Bestimmt gibt es noch andere nicht adäquate Ideen für Reaktionen. Alle Alternativen sind jedoch nicht wirklich heilsam. Und vor allem, bringen sie nicht das hervor, was wir eigentlich im positiven Sinne von Selbstkritik erhoffen, dass wir Fehler erkennen und daraus lernen und in Zukunft anders handeln. Deswegen versuche ich persönlich das Wort Kritik und Selbstkritik nicht mehr zu verwenden. 

Hier kommt das Mitgefühl bzw. Selbstmitgefühl ins Spiel. Wie wäre es zu sagen: „Mist, mir ist ein Fehler passiert, Fehler passieren allen, möge ich jetzt mitfühlend mit mir umgehen, damit ich eine Lösung finde, um die Auswirkungen zu verringern und Wege zu finden, dass der Fehler nicht wieder passiert“. Vielleicht klingt das gestelzt und doch ist das der Kern. Und weil es nicht so einfach ist, ist es sinnvoll Selbstmitgefühl zu üben. Der nächste Muskelstrang der Achtsamkeit, der trainiert werden will.
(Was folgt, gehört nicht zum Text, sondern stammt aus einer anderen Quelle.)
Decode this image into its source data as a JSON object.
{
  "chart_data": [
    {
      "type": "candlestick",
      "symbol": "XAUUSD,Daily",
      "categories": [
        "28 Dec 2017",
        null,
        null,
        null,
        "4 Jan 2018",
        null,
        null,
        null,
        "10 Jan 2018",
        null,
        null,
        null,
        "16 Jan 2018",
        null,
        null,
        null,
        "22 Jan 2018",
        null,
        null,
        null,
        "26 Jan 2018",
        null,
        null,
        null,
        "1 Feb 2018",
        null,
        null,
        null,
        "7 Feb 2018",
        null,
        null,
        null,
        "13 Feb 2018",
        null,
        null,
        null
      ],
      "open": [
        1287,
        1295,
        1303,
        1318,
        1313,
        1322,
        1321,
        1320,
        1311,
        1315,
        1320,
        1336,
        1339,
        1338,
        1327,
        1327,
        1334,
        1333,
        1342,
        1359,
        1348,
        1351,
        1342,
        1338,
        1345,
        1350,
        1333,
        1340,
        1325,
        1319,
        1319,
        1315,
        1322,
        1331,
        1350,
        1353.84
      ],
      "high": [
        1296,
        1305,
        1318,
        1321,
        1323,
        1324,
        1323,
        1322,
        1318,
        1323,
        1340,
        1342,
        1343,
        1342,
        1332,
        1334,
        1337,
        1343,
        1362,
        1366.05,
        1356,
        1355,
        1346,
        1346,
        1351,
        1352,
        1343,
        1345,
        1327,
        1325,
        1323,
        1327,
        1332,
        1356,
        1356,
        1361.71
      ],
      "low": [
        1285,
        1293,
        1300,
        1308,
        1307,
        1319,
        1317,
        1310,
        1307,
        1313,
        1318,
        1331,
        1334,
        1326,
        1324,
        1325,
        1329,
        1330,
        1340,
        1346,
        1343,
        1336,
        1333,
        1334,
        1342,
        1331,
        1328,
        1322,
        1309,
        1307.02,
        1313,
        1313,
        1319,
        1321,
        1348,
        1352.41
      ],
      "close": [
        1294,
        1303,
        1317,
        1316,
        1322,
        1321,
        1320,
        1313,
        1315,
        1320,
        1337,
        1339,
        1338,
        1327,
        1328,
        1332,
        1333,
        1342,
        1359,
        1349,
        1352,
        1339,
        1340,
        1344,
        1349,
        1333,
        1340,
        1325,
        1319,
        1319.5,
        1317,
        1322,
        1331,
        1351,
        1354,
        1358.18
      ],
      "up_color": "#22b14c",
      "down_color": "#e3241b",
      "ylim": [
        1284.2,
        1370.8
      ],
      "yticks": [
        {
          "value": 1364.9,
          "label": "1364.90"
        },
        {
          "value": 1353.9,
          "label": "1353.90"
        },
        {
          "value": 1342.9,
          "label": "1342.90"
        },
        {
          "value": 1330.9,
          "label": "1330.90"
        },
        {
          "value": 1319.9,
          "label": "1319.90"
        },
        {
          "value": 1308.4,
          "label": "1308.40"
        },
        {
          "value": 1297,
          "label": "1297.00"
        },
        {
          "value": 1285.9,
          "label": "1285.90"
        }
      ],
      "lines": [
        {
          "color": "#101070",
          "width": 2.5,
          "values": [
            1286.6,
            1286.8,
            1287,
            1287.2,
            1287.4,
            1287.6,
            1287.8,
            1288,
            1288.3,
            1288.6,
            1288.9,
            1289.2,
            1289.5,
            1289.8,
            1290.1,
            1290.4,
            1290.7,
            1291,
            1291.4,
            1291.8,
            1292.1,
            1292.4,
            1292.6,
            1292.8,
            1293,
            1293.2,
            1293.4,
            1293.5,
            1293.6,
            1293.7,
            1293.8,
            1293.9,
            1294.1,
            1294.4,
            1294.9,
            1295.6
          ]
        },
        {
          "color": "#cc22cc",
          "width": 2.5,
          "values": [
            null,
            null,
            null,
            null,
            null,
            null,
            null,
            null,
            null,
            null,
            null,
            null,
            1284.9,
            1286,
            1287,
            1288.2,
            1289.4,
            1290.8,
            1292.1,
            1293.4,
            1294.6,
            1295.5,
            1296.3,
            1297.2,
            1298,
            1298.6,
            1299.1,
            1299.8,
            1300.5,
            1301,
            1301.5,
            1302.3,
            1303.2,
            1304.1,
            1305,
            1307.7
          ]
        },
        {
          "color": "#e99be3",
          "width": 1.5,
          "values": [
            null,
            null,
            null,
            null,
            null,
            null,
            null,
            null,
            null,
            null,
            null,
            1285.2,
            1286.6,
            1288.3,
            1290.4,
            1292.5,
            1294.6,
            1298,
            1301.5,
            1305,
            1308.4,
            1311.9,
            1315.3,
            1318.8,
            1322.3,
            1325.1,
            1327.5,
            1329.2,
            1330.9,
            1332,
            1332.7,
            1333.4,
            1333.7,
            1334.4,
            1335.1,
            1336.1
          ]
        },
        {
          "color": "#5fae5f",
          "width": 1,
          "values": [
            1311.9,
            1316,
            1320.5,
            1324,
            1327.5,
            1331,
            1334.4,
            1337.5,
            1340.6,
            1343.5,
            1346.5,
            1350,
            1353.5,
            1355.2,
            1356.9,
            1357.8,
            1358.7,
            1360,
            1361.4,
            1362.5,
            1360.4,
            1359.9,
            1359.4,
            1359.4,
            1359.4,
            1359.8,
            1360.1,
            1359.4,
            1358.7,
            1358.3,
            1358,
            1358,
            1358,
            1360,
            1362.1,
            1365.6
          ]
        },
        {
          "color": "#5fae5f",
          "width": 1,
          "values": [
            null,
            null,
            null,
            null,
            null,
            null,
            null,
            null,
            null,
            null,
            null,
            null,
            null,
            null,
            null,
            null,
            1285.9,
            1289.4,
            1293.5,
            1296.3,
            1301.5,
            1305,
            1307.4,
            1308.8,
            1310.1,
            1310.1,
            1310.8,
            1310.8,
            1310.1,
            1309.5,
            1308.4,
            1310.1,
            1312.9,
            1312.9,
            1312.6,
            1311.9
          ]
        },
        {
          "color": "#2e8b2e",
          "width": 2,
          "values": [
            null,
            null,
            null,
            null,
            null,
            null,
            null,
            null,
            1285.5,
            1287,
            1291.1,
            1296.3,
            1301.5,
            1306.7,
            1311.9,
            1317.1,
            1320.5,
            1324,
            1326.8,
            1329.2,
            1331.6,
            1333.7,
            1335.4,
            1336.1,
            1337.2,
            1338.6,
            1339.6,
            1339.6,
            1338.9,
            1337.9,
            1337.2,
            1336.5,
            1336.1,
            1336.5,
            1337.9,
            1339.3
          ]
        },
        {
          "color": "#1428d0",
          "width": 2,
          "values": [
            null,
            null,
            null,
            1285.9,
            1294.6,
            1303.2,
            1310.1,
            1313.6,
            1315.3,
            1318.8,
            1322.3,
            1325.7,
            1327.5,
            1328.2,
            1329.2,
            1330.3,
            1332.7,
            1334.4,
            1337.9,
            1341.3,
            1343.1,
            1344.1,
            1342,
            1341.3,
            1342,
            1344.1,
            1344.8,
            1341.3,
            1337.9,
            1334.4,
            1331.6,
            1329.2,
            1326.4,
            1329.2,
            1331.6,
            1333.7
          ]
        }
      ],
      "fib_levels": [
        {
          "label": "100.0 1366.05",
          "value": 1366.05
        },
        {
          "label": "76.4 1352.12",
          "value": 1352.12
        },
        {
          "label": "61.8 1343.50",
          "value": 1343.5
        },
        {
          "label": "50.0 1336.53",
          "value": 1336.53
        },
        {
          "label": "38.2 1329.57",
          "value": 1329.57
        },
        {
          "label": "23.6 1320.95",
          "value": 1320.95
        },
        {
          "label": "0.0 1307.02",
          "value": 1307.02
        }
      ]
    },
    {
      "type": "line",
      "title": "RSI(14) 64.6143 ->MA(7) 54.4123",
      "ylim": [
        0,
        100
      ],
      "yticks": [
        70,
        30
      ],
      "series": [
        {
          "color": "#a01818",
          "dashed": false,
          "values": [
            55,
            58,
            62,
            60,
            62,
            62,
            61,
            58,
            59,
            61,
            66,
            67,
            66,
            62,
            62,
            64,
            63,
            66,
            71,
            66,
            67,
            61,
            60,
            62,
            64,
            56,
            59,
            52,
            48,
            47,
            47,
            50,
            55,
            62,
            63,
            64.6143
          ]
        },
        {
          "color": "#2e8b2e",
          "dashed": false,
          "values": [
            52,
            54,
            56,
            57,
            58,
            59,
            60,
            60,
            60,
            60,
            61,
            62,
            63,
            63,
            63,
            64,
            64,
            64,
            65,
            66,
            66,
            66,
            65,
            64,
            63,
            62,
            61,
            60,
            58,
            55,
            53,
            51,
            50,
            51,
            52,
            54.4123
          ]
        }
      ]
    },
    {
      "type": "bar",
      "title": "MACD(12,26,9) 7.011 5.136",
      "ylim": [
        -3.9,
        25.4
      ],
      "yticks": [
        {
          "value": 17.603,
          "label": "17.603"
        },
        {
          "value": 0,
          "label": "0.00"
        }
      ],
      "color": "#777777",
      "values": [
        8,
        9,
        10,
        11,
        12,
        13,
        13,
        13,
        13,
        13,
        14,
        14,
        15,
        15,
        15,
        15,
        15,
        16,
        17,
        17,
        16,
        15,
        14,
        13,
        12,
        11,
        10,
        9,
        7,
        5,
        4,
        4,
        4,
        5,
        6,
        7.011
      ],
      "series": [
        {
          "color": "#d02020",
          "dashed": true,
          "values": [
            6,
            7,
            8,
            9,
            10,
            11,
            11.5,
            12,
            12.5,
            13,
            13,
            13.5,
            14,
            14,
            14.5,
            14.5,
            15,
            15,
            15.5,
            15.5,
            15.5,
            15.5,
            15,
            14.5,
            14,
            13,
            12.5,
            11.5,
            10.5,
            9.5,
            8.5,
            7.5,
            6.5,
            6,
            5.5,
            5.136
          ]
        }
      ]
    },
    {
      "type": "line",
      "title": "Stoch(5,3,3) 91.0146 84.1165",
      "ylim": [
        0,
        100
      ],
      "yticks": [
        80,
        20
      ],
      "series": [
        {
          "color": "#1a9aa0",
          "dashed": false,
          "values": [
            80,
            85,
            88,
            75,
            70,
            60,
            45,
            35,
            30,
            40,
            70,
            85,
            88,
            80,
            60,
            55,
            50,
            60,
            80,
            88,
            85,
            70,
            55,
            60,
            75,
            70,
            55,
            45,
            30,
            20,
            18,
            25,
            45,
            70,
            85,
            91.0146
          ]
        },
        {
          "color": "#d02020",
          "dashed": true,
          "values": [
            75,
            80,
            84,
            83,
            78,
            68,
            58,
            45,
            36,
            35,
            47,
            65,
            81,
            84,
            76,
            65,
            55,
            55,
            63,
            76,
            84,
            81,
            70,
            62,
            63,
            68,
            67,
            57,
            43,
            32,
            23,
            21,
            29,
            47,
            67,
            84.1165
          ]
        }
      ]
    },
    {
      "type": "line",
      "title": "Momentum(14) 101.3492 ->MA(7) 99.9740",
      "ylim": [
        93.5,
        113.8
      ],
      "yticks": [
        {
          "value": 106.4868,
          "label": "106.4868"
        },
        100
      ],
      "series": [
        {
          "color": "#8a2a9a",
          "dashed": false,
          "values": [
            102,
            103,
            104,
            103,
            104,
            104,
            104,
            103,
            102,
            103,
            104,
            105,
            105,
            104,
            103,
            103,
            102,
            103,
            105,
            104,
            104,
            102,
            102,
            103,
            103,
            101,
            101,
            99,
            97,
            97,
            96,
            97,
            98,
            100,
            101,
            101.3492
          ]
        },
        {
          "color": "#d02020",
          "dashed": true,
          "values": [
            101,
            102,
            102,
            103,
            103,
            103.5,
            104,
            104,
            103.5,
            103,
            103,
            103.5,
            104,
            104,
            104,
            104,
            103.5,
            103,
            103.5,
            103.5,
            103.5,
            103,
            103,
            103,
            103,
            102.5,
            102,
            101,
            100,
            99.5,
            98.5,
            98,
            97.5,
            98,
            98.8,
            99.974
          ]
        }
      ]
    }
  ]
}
Und was ist mit dem Mitgefühl? In einer Organisation, in der psychologische Sicherheit herrscht, also Menschen Fehler machen dürfen, es Feedback gibt, herrscht auch Mitgefühl. Wenn ich selber nicht in der Lage bin, mir gerade Selbstmitgefühl zu schenken, sind es vielleicht meine Kolleg*innen oder meine Chef*innen, die mir Mitgefühl schenken, mit ähnlichen Worten. „Oh ja, da ist Dir ein Fehler passiert, Fehler passieren doch uns allen. Ich fühle mit Dir, lass uns schauen ob wir eine Lösung finden, um die Auswirkungen zu verringern und Wege zu finden, dass der Fehler nicht wieder passiert“

Wäre das nicht hilfreich?

Und (Selbst-) Mitgefühl ist auch Etwas, was wir gerade in dieser Zeit brauchen. Ich höre z.B. in Gesprächen über das Home Office, „Das ist doch toll, ich kann meine Zeit besser einteilen oder die Ruhe tut mir wirklich gut, ich habe gerade weniger Stress, weil ich nicht reisen muss und kann mich auf mich konzentrieren“. Das denke ich häufig auch, und dann gibt es die Momente wo das genaue Gegenteil da ist. Ich kann den Tag nicht strukturieren, bin nicht effizient und fühle mich einsam und wäre gerne im Zug auf dem Weg zu einem Workshop. Und mich dann nicht z.B. für die Ineffizienz kritisieren sondern mit mir mitfühlend sein, hilft mir sehr. Und auch mitfühlend sein mit denen, die die beschriebenen Momente sehr selten haben, weil sie Kinder betreuen müssen oder Ihnen die Gemeinschaft der Kolleg*innen fehlt. Und das auch aussprechen und nicht immer nur die Vorteile von Home Office aufzählen, ist mitfühlend.

Kristin Neff hat in Ihrem Buch Selbstmitgefühl ein Mantra formuliert, welches ich Euch heute als Übung mitgeben möchte. Es besteht aus drei Sätzen. Der erste stärkt die Achtsamkeit und Akzeptanz, der zweite steht für die gemeinsame Menschlichkeit und der dritte für die Freundlichkeit mir selbst gegenüber und hat damit alle Zutaten für Selbstmitgefühl.

Ein Mantra für die Momente, in denen der innere oder auch äußere Kritiker zu stark ist oder ihr einfach Mitgefühl braucht.

DAS IST EIN MOMENT DES LEIDENS (KUMMERS /SCHMERZES) !

LEIDEN GEHÖRT ZUM LEBEN!

MÖGE ICH MIR IN DIESEM MOMENT MIT MITGEFÜHL (FREUNDLICH/GÜTIG/ LIEBEVOLL) BEGEGNEN!